From 771c6dd2301eb5105454da5b41c9ddae98c3944f Mon Sep 17 00:00:00 2001
From: Eric Lynema <elynema@gmail.com>
Date: Sat, 20 Dec 2025 23:15:24 -0500
Subject: [PATCH 1/3] Implement improvements: rayon parallelism, safer CLI,
 output file option, tests, CI workflow, tuned release profile

---
 .github/workflows/ci.yml |  27 ++++++++
 Cargo.toml               |  11 +++-
 README.md                |  42 ++++++------
 src/main.rs              | 134 +++++++++++++++++++++++++++------------
 4 files changed, 151 insertions(+), 63 deletions(-)
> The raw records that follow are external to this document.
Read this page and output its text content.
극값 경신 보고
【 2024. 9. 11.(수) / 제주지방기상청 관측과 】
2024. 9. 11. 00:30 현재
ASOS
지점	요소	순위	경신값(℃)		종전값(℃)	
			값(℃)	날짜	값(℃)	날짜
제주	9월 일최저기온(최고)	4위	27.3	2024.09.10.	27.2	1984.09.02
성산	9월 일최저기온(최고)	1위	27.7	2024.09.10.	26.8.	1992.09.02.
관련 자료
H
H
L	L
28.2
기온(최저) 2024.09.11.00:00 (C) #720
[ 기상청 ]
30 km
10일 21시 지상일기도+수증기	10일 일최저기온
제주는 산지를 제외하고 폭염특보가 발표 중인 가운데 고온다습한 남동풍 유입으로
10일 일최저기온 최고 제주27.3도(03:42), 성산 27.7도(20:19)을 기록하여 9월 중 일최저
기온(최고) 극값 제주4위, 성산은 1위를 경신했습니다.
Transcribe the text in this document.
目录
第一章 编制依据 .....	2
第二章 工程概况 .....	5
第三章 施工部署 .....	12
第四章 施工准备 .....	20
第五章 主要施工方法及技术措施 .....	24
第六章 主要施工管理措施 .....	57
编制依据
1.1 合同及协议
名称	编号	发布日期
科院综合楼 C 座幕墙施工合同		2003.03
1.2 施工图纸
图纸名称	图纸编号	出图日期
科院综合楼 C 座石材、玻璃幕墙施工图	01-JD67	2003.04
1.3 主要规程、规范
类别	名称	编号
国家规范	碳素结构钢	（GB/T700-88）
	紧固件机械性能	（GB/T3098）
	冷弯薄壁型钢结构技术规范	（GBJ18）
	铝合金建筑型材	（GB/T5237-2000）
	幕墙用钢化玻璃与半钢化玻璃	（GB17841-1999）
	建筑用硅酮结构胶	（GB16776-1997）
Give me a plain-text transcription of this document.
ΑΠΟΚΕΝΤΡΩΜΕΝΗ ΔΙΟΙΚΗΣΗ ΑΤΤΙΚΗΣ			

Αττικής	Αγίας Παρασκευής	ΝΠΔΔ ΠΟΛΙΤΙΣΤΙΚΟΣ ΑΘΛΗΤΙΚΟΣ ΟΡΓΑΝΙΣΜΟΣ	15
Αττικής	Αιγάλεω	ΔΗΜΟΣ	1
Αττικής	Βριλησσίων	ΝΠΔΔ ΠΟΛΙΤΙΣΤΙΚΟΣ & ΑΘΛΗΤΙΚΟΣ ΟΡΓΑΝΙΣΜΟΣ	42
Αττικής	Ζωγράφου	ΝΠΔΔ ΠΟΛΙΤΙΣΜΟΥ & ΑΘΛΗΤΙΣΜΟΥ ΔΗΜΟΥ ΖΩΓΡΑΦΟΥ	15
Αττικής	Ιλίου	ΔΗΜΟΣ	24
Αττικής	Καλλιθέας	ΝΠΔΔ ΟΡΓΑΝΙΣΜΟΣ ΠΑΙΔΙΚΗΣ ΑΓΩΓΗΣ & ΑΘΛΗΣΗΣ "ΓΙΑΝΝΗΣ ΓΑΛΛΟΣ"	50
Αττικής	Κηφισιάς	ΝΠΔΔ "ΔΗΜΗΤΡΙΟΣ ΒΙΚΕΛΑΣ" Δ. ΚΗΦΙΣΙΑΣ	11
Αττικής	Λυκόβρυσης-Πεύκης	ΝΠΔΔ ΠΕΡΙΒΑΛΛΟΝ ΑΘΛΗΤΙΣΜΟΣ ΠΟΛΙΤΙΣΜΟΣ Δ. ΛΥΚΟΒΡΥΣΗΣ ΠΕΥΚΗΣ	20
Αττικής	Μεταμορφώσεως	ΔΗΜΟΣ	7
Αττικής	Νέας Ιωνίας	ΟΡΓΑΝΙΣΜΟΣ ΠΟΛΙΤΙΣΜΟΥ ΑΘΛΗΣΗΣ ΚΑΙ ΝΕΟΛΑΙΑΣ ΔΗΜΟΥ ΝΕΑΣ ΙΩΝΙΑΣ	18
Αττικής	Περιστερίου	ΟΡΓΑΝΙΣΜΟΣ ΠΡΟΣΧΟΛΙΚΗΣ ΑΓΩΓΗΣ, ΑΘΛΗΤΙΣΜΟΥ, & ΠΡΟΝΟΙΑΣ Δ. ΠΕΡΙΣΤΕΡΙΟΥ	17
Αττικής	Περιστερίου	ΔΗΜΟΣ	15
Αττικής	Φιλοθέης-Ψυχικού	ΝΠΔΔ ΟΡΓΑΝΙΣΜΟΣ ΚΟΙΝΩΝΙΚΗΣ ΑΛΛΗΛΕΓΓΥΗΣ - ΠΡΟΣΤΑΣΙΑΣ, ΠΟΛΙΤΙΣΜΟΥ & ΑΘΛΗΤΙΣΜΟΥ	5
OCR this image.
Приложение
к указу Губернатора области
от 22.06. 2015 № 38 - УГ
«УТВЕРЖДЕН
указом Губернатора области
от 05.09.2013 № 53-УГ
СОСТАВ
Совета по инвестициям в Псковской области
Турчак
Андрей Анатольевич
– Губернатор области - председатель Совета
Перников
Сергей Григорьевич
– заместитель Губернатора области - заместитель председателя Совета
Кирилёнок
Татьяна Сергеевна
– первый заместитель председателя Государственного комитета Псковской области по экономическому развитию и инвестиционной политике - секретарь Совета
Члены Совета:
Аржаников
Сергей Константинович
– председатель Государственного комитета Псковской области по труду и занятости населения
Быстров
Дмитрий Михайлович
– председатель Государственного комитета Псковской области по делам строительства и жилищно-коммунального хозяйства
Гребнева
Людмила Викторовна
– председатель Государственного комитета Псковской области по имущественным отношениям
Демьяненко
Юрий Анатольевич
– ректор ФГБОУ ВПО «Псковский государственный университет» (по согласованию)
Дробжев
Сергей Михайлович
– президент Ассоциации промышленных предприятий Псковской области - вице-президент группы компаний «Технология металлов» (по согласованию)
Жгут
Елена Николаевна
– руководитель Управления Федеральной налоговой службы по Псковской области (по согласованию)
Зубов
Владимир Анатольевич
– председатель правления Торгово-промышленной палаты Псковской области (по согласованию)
 create mode 100644 .github/workflows/ci.yml
diff --git a/.github/workflows/ci.yml b/.github/workflows/ci.yml
new file mode 100644
index 0000000..bc6ed7a
--- /dev/null
+++ b/.github/workflows/ci.yml
@@ -0,0 +1,27 @@
+name: CI
+
+on:
+  push:
+    branches: [ "**" ]
+  pull_request:
+    branches: [ "**" ]
+
+jobs:
+  build:
+    runs-on: ubuntu-latest
+    steps:
+      - uses: actions/checkout@v4
+      - name: Install Rust toolchain
+        uses: actions-rs/toolchain@v1
+        with:
+          toolchain: stable
+          profile: minimal
+          override: true
+      - name: Run cargo fmt check
+        run: cargo fmt -- --check
+      - name: Run clippy
+        run: cargo clippy --all-targets --all-features -- -D warnings
+      - name: Run tests
+        run: cargo test --verbose
+      - name: Build release
+        run: cargo build --release --verbose
diff --git a/Cargo.toml b/Cargo.toml
index 499c787..d204cae 100644
--- a/Cargo.toml
+++ b/Cargo.toml
@@ -1,8 +1,17 @@
 [package]
 name = "pi"
 version = "0.1.0"
-edition = "2024"
+edition = "2021"
 
 [dependencies]
 clap = { version = "4.5.4", features = ["derive"] }
 rug = "1.24.1"
+rayon = "1.7"
+
+[dev-dependencies]
+criterion = "0.4"
+
+[profile.release]
+opt-level = 3
+lto = true
+codegen-units = 1
diff --git a/README.md b/README.md
index bd8a499..ded2b49 100644
--- a/README.md
+++ b/README.md
@@ -1,20 +1,18 @@
 # Pi Calculator
 
-This is a multi-threaded Rust program that calculates the first n digits of Pi using the Bailey–Borwein–Plouffe (BBP) formula. It uses arbitrary-precision arithmetic to ensure the accuracy of the calculated digits.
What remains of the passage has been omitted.